Val Atkinson is to be part of a six-strong panel that will adjudicate on bids to run the service in Scotland, with a prospective consortium comprising STV, Bauer Media and ITN up against another consisting the Herald & Times Group, DC Thomson, Johnston Press and Tinopolis.
Meanwhile, Trinity Mirror and Macmillan Media are jointly hoping they might be allowed to operate a TV news service in the south of Scotland although, technically, no such pilot for the south of Scotland alone has been identified.
Up for grabs is public cash to run pilots in Wales, the north-east of England (including the south of Scotland, which is currently served by the Tyne Tees division of ITV) and Scotland.
The panel – says the Department for Culture, Media and Sport at Westminser – is to be led by Richard Hooper, former deputy chair of broadcasting regulators, Ofcom.
He is joined by – as well as Atkinson – former Birmingham Post editor, Marc Reeves; Fru Hazlitt, former chief executive of GCap Media; Glyn Mathias, former ITN political editor and inaugural member of the Electoral Commission; and William Perrin, founder of Talk About Local and a former policy advisor to ex Prime Minister, Tony Blair.

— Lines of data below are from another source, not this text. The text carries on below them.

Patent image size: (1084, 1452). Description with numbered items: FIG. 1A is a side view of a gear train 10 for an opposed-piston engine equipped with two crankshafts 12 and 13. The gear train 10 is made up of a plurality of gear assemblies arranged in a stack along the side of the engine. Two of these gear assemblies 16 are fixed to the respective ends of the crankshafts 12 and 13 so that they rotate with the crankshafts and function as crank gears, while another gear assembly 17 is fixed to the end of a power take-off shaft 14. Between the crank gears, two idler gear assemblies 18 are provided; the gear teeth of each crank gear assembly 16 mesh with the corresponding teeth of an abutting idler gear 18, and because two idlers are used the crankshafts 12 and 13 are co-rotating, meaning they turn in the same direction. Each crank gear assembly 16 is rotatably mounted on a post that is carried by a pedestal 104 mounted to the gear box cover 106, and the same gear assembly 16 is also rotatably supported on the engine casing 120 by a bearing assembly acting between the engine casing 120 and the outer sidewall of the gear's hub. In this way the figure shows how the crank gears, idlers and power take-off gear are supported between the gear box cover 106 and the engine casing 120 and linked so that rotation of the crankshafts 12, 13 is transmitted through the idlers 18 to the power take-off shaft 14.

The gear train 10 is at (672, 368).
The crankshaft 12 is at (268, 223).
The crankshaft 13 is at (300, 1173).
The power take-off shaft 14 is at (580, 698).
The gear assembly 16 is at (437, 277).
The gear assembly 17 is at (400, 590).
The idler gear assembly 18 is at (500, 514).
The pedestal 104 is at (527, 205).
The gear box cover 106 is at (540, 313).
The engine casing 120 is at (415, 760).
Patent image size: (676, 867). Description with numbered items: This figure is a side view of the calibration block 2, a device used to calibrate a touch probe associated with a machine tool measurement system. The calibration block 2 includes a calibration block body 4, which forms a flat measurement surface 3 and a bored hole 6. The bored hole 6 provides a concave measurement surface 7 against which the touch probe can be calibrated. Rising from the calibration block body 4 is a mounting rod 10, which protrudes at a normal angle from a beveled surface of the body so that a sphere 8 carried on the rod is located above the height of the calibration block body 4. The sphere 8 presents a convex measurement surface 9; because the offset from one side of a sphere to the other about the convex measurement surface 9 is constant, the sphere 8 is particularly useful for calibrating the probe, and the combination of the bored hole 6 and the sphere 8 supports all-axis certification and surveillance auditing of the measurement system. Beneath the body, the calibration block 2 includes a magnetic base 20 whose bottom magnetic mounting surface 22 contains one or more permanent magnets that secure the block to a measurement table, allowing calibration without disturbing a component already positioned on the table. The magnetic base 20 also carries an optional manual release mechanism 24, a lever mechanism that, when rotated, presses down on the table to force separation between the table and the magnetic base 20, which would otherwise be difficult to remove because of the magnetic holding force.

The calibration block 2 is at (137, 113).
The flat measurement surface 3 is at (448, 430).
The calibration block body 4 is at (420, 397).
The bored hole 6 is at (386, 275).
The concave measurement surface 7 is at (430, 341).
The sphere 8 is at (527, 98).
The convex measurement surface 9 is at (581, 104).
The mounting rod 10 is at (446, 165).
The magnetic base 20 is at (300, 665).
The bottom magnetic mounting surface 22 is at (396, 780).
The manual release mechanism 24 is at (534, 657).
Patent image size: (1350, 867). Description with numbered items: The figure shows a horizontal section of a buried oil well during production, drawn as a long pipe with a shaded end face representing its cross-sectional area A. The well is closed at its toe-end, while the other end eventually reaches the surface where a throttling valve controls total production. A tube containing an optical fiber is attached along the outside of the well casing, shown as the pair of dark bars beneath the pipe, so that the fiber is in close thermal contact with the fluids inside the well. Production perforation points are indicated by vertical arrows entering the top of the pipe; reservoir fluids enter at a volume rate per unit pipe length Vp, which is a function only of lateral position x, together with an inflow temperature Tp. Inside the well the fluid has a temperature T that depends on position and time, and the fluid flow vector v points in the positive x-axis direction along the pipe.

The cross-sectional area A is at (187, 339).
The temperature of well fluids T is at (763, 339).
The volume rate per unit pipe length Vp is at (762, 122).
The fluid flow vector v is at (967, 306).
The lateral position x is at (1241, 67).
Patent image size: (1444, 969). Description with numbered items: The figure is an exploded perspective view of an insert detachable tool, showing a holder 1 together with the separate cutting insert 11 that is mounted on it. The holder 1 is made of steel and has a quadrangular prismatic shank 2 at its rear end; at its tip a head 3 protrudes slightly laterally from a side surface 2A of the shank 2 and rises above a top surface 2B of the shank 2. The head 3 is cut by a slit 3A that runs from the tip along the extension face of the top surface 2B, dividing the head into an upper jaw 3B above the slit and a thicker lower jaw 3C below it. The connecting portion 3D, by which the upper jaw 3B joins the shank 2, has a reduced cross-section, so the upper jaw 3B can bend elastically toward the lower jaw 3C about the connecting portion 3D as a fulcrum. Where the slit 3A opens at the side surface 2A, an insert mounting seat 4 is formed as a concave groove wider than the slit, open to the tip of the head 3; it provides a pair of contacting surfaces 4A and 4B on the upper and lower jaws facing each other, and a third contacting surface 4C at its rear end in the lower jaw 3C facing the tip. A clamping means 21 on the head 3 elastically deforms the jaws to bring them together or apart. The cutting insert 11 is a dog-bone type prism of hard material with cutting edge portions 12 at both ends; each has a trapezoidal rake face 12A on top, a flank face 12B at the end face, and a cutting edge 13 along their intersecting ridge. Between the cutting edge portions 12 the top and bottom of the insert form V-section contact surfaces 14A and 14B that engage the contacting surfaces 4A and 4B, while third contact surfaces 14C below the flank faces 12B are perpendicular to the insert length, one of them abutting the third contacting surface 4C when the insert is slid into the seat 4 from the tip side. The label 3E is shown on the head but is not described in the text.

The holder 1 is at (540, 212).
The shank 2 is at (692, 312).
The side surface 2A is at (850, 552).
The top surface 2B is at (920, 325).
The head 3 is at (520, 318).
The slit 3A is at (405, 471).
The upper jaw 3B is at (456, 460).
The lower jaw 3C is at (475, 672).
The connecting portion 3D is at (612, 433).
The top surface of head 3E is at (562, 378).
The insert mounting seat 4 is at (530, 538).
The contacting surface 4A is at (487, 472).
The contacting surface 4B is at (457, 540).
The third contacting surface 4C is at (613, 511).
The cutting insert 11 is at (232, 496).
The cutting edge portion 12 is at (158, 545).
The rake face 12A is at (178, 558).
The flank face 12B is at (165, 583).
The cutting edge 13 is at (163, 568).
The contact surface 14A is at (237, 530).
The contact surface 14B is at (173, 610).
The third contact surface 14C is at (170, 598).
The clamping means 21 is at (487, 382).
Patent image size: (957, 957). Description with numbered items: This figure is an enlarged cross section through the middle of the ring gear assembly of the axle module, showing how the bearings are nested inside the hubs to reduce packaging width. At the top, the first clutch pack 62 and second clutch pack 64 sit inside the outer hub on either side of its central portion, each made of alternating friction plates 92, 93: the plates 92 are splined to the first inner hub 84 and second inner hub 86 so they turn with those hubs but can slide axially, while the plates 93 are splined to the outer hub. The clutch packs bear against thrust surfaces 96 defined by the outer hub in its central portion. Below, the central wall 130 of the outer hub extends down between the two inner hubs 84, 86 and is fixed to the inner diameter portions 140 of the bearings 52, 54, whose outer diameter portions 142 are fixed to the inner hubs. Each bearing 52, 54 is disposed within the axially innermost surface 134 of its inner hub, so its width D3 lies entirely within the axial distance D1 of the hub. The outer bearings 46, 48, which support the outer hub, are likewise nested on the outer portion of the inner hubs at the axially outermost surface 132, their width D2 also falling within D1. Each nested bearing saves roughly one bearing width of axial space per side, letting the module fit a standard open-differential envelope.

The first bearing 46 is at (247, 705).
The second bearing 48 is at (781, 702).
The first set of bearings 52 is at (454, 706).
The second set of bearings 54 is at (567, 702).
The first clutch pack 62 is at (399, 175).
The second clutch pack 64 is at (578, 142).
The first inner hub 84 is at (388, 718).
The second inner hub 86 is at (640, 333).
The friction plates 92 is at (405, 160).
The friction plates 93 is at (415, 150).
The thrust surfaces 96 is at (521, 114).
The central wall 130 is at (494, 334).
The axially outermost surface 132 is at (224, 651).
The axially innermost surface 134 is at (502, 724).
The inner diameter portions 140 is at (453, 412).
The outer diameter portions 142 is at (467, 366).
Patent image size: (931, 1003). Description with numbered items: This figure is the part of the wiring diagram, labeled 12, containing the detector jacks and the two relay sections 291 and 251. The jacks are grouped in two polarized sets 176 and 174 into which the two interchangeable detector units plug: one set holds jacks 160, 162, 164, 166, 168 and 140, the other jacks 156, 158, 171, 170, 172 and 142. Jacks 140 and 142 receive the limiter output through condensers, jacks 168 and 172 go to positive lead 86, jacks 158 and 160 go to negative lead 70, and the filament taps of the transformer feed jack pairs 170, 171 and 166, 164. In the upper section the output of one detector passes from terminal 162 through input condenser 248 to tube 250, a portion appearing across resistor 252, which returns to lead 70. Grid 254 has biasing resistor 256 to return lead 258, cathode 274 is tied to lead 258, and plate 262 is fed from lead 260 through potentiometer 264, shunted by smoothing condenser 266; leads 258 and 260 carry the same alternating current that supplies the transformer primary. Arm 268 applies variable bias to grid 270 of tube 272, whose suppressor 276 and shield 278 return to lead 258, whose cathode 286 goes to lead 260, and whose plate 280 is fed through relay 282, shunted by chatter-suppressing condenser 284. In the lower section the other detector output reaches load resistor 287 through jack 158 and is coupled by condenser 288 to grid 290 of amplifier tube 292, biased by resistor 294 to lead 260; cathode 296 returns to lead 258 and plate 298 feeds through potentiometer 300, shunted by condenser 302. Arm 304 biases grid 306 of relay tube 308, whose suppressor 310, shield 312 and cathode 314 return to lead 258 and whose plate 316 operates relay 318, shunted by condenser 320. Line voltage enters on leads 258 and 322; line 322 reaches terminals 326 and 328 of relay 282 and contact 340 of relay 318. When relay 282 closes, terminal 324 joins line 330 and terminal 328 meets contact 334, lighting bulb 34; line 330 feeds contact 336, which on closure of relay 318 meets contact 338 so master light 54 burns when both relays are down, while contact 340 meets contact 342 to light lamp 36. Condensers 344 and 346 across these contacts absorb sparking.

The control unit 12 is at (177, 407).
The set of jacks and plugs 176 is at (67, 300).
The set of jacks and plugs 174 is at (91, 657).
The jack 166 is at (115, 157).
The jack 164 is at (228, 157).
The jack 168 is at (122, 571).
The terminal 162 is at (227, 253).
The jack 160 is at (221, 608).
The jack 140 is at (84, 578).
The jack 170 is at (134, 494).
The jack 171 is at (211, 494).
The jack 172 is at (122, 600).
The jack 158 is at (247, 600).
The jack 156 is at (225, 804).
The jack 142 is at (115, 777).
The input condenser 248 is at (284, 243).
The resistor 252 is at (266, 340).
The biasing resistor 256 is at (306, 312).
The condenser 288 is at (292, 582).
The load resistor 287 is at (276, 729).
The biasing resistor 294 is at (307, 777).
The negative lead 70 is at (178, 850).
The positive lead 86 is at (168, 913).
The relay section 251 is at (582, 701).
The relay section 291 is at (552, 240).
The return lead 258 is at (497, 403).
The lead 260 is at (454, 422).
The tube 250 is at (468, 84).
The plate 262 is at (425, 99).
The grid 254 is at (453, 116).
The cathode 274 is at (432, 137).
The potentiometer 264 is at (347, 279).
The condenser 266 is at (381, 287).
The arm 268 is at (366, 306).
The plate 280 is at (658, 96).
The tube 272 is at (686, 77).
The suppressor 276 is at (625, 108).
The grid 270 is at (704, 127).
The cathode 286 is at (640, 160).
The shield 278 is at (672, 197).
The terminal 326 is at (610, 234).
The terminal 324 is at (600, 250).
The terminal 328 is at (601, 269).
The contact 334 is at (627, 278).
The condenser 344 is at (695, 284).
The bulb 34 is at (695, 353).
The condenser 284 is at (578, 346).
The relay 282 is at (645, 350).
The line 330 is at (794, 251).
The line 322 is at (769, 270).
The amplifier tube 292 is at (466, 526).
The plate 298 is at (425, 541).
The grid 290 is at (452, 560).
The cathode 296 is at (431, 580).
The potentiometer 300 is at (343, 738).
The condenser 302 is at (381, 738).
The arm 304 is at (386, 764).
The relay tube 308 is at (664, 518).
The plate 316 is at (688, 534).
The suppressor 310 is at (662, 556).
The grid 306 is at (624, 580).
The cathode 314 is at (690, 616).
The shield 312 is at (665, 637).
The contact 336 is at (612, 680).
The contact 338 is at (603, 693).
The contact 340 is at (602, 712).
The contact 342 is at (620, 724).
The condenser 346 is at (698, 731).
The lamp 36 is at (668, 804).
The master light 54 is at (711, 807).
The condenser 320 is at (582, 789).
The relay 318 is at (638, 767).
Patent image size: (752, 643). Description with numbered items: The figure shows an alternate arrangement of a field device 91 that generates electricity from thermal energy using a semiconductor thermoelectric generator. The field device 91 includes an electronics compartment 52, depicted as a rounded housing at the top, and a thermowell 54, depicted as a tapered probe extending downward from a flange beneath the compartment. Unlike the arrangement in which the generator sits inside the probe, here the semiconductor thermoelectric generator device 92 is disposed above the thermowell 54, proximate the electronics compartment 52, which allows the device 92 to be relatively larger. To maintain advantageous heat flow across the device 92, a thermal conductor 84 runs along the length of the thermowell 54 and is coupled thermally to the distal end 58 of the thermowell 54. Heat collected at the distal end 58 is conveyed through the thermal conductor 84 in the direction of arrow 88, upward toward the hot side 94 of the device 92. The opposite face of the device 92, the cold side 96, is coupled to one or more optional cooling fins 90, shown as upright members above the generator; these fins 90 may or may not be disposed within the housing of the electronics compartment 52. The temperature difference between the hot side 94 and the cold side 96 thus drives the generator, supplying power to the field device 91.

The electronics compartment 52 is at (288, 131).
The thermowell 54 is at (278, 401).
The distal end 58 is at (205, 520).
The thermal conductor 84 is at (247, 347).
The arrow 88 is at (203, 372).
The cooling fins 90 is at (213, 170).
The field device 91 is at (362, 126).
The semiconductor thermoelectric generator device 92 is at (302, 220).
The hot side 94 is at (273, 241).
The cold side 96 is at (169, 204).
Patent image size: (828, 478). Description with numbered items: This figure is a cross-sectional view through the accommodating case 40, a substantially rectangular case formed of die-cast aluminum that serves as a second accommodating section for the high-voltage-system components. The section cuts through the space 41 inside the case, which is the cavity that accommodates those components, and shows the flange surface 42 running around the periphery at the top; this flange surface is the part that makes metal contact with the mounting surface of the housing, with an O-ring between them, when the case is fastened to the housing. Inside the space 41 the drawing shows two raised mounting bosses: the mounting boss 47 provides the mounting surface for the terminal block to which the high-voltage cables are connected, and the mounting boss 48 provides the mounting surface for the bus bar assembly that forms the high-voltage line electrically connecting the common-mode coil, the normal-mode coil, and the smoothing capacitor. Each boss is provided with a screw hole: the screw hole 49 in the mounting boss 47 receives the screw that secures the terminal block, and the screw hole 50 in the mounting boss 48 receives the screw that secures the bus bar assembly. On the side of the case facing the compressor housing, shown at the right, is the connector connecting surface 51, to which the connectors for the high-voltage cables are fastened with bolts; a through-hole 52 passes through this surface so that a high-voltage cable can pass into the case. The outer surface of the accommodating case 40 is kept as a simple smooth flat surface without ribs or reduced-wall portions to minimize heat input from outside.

Prospective operators of the Scotland pilot had to register notes of interest by the end of last month. The identity of the winning so-called Independently-Financed News Consortia (IFNC) is expected mid-March.
The publicly-funded pilots are being created because it has been recognised that the incumbent providers of regional news on Channel 3 – for instance, STV in central and north of Scotland – can no longer afford to do so, as advertising revenue declines.